Nico rode the trains for several days, learning how to pay for his own meals and how to present his tickets without suspicion. A porter one day noticed his impressive Nazi badge and asked where he was going.

“To see my family,” Nico said.

A world of light and dark. The greatest cruelty, the greatest courage. It was a strange time to be in the truth business. Yet there I was, unable to turn away.

Twelve Months Later

“Hit him!” the guard yelled.

Sebastian flicked the small whip onto the man’s back.

“Harder!”

Sebastian complied. The man did not move. He had collapsed minutes earlier on a work detail and lay on the ground until the guard spotted him. His face was blotchy with dark red spots, and his mouth was open in the mud, as if taking a bite of the earth.

“Are you so weak you can’t wake him up?” the guard said, lighting a cigarette.

Sebastian exhaled. He hated inflicting pain. But if the man did not respond, he would be judged as dead, and his body would be burned in the red brick crematorium. At that point, whether he was still alive wouldn’t matter.
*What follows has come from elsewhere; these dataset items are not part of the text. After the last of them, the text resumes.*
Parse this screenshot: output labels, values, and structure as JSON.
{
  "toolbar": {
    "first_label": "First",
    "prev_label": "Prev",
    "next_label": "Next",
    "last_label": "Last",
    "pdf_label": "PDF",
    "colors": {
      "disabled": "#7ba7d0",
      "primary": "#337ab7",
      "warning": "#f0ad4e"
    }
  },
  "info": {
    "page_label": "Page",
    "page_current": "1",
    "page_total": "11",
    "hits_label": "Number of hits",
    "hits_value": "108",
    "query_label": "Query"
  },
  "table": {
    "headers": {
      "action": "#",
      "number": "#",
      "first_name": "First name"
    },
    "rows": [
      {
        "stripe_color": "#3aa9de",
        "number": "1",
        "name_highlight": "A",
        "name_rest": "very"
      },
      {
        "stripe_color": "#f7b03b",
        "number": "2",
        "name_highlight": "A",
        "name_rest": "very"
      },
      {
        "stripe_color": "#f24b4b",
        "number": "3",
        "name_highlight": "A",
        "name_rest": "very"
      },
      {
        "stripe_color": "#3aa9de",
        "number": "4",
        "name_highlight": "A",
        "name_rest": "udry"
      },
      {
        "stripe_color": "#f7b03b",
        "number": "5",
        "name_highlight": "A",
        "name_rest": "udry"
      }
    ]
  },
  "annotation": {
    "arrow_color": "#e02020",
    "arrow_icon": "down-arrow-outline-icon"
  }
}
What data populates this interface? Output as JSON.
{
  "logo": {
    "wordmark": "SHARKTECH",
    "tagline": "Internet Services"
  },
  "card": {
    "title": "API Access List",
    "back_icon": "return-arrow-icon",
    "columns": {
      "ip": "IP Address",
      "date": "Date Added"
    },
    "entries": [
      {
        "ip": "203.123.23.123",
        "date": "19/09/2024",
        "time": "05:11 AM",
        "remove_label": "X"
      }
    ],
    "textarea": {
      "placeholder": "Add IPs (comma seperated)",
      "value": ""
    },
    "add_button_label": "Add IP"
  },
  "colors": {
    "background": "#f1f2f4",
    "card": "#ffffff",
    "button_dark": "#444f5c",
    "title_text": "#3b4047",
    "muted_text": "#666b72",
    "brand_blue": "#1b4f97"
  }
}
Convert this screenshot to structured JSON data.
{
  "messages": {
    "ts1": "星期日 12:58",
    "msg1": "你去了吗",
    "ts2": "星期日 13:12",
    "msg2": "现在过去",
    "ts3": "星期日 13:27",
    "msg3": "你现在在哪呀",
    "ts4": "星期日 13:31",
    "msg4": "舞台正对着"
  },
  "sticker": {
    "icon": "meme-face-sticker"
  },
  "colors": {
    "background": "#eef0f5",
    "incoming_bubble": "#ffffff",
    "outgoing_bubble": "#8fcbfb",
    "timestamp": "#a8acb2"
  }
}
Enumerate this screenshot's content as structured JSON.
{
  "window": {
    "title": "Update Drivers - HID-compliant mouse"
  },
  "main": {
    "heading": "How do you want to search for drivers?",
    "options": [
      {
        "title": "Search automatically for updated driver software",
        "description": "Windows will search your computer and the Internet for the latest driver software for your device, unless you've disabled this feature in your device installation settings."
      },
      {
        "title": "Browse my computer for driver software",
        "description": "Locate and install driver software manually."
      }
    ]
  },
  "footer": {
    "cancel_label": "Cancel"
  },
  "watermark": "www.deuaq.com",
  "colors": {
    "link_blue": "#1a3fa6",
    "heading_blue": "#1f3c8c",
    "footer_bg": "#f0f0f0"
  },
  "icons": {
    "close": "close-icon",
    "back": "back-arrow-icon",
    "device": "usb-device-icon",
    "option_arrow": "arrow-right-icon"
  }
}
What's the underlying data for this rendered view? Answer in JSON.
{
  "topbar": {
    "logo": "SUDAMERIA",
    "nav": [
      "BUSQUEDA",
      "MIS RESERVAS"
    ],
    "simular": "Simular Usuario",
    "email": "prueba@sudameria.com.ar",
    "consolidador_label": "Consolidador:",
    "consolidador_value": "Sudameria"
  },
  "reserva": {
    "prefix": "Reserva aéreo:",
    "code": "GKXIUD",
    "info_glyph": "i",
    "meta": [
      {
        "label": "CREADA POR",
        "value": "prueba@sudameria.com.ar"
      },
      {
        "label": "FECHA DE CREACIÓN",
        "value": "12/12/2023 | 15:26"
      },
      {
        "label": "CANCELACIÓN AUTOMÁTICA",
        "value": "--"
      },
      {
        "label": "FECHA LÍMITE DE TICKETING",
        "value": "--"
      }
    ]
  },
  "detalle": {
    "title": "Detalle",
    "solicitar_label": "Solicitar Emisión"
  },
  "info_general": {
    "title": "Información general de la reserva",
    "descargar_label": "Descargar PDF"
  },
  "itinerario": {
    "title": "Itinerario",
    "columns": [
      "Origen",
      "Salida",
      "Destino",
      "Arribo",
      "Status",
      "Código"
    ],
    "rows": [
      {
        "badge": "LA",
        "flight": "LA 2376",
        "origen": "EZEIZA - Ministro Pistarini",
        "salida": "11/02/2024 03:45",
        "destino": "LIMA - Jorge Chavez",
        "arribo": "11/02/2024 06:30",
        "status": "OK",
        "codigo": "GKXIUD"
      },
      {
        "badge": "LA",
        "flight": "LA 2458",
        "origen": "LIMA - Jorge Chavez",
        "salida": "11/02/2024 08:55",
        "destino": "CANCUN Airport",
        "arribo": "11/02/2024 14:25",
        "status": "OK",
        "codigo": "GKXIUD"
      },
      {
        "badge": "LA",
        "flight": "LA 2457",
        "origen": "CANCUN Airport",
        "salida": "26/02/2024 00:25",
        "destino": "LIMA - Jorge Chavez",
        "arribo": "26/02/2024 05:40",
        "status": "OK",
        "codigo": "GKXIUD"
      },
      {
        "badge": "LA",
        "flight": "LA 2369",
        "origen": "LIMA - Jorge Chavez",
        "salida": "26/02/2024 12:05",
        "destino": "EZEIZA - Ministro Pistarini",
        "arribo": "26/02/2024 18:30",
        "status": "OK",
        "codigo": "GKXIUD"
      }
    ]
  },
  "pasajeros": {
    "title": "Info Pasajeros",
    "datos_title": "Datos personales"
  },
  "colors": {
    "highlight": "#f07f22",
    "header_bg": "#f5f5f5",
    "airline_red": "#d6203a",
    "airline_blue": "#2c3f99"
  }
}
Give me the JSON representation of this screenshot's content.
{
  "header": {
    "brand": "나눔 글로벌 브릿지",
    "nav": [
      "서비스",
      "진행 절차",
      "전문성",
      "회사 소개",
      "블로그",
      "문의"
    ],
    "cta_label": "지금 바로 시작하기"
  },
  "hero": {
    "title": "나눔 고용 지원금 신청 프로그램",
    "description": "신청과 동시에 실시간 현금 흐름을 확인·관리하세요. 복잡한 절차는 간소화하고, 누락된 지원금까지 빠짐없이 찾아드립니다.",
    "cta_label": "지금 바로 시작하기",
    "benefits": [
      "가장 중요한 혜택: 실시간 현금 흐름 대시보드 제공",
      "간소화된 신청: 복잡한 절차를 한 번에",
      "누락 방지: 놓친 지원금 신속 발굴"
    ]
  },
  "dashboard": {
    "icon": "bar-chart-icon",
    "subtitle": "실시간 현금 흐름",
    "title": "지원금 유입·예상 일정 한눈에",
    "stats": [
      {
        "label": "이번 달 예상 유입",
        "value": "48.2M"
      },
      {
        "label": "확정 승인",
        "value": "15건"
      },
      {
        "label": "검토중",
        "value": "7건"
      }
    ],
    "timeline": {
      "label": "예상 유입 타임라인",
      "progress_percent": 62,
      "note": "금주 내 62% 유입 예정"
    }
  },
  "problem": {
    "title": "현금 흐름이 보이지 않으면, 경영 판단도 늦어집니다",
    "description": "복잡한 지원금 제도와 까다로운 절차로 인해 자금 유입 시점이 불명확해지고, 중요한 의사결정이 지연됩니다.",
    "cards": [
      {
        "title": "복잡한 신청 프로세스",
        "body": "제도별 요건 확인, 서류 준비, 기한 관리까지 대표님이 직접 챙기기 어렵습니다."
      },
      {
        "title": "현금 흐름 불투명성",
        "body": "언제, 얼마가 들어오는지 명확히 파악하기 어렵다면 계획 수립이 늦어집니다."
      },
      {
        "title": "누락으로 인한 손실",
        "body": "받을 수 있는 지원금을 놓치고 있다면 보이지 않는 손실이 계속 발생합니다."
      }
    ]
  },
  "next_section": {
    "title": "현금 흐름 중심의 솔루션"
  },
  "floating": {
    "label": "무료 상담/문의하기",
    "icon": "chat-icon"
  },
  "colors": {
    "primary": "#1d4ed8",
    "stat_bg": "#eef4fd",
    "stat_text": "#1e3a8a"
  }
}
“Stop daydreaming,” the guard growled.

This task, flicking an ox sinew to see if prisoners had expired, was Sebastian’s latest job at the camp known by its German name as Konzentrationslager Auschwitz. In the year since his arrival, Sebastian had endured many assignments, always running from task to task (walking was forbidden),removing his cap and lowering his eyes whenever an SS officer approached. He worked all day and had only a portion of bread and some foul-tasting soup to eat at night. Sometimes the guards would throw a chunk of meat into the crowd of prisoners and watch them fight like dogs to grab it, the winner stuffing it down his gullet, the losers crawling away.